« Pouvez-vous imaginer vous réveiller un jour et être stérilisé sans votre consentement ? », interroge, cash, le Forum européen des personnes handicapées (EDF) dans une pétition diffusée début août 2022. C'est ce qui est pourtant arrivé à une jeune femme sourde, qui a découvert, lors d'examens gynécologiques, qu'elle avait été stérilisée durant son enfance, dans le plus grand des secrets. Après confrontation avec ses parents entendants, ces derniers ont avoué avoir suivi les conseils d'un médecin pour « empêcher la transmission du gène sourd à la prochaine génération ».
Un rapport alarmant
Des cas comme celui-ci, le rapport d'EDF sur la stérilisation forcée des personnes handicapées (en lien ci-dessous), publié le 22 septembre 2022, en relève des dizaines. Les raisons évoquées ? Le « meilleur intérêt de la personne », des contrindications médicales à la maternité, la protection contre les abus sexuels ou encore une méthode contraceptive « simple et efficace ». Interdite par de nombreux textes internationaux, notamment la Convention du Conseil de l'Europe sur la prévention et la lutte contre la violence à l'égard des femmes et la violence domestique, cette pratique définitive est « apparentée à de la torture », « cause des traumatismes à vie et prive les gens de leur droit de décider de leur propre corps et de fonder une famille », alerte Pirkko Mahlmäki, membre du comité exécutif d'EDF.
Que dit la loi française ?
Or, au moins quatorze Etats de l'Union européenne (UE) l'autorisent encore dans leur législation. C'est le cas de l'Autriche, la Bulgarie, la Croatie, le Danemark, l'Estonie, la Finlande, la Slovaquie… Trois pays permettent même la stérilisation forcée des mineurs : la République tchèque, la Hongrie et le Portugal. La France, quant à elle, demeure dans une zone grise. Depuis la loi relative à l'interruption volontaire de grossesse et à la contraception de 2001, la stérilisation des personnes handicapées mentales est possible dans l'Hexagone mais de façon « strictement » encadrée.
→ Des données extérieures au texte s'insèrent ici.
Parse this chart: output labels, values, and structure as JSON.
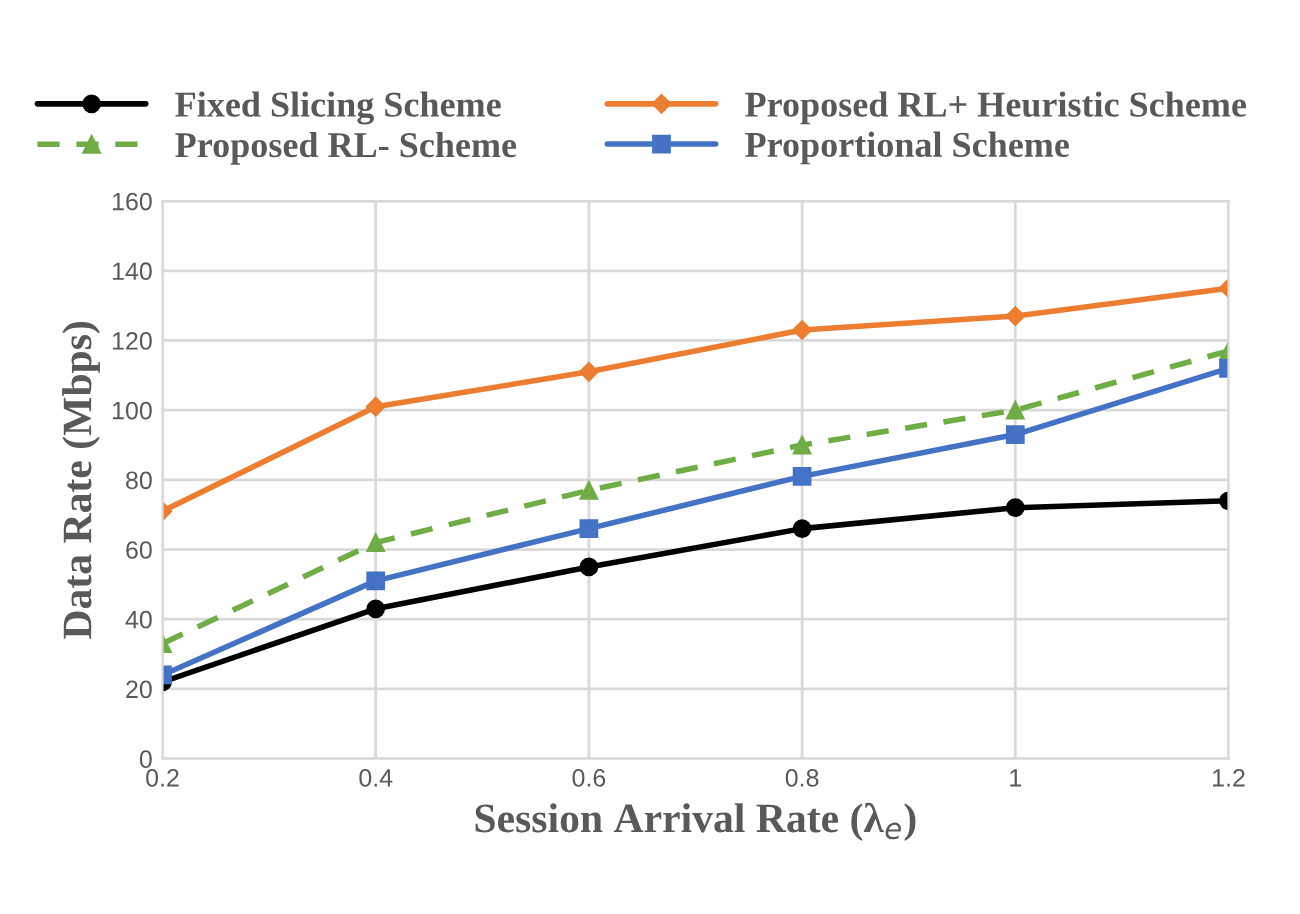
{
  "chart_data": {
    "type": "line",
    "xlabel": "Session Arrival Rate (λ$_{e}$)",
    "ylabel": "Data Rate (Mbps)",
    "x": [
      0.2,
      0.4,
      0.6,
      0.8,
      1,
      1.2
    ],
    "series": [
      {
        "name": "Fixed Slicing Scheme",
        "color": "#000000",
        "marker": "circle",
        "line_style": "solid",
        "values": [
          22,
          43,
          55,
          66,
          72,
          74
        ]
      },
      {
        "name": "Proposed RL- Scheme",
        "color": "#70ad47",
        "marker": "triangle",
        "line_style": "dashed",
        "values": [
          33,
          62,
          77,
          90,
          100,
          117
        ]
      },
      {
        "name": "Proposed RL+ Heuristic Scheme",
        "color": "#ed7d31",
        "marker": "diamond",
        "line_style": "solid",
        "values": [
          71,
          101,
          111,
          123,
          127,
          135
        ]
      },
      {
        "name": "Proportional Scheme",
        "color": "#4472c4",
        "marker": "square",
        "line_style": "solid",
        "values": [
          24,
          51,
          66,
          81,
          93,
          112
        ]
      }
    ],
    "xlim": [
      0.2,
      1.2
    ],
    "xticks": [
      0.2,
      0.4,
      0.6,
      0.8,
      1,
      1.2
    ],
    "ylim": [
      0,
      160
    ],
    "yticks": [
      0,
      20,
      40,
      60,
      80,
      100,
      120,
      140,
      160
    ],
    "grid": true,
    "legend": "top"
  }
}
Cette méthode contraceptive doit être adoptée en dernier recours, uniquement lorsque la personne est majeure et qu'elle n'exprime aucun refus. La décision revient alors au juge des tutelles, après consultation de la personne et de son représentant légal. « Ça ne veut donc pas dire que ça n'est pas ou plus pratiqué mais qu'en principe, selon la loi, la stérilisation ne peut avoir lieu si la personne s'y oppose », précise Marine Uldry, chargée des droits de l'Homme au sein d'EDF. Dans les faits, il est difficile de s'assurer de son consentement. « Elle peut notamment subir des pressions familiales ou de la part des médecins pour accepter la stérilisation. Parfois, l'opération peut tout simplement être mal expliquée et, de ce fait, la personne ne s'y oppose pas », poursuit Marine Uldry. En France comme en Belgique ou en Hongrie, la stérilisation ou la contraception est même une condition d'admission dans certains établissements spécialisés, dénonce le rapport d'EDF.
Un tabou qui demeure
Cette pratique reste taboue et se déroule souvent à huis clos ; en témoigne l'absence de statistiques à ce sujet. En France, les dernières données disponibles remontent à 1998 et font état de près de 500 cas de ligatures des trompes par an. En 2012, une requête avait été déposée devant la Cour européenne des droits de l'Homme par cinq femmes avec un handicap mental ayant subi une intervention chirurgicale sans leur consentement et sans connaître la nature des opérations. Leur requête avait finalement été rejetée… En raison de l'opacité du phénomène, il se pourrait bien qu'il soit particulièrement sous-évalué. Parmi les Etats européens mentionnés dans le rapport, des données récentes n'ont été trouvées que pour l'Allemagne et l'Espagne. Outre-Rhin, 17 % de femmes handicapées ont été stérilisées, contre 2 % des femmes à l'échelle nationale en 2017. De son côté, le Conseil général du pouvoir judiciaire espagnol dénombre plus d'un millier de personnes handicapées stérilisées au cours de la dernière décennie. « En raison de cette situation inacceptable, nous demandons à l'UE d'insérer une interdiction totale de cette pratique dans la prochaine législation sur la lutte contre la violence à l'égard des femmes », exhorte EDF.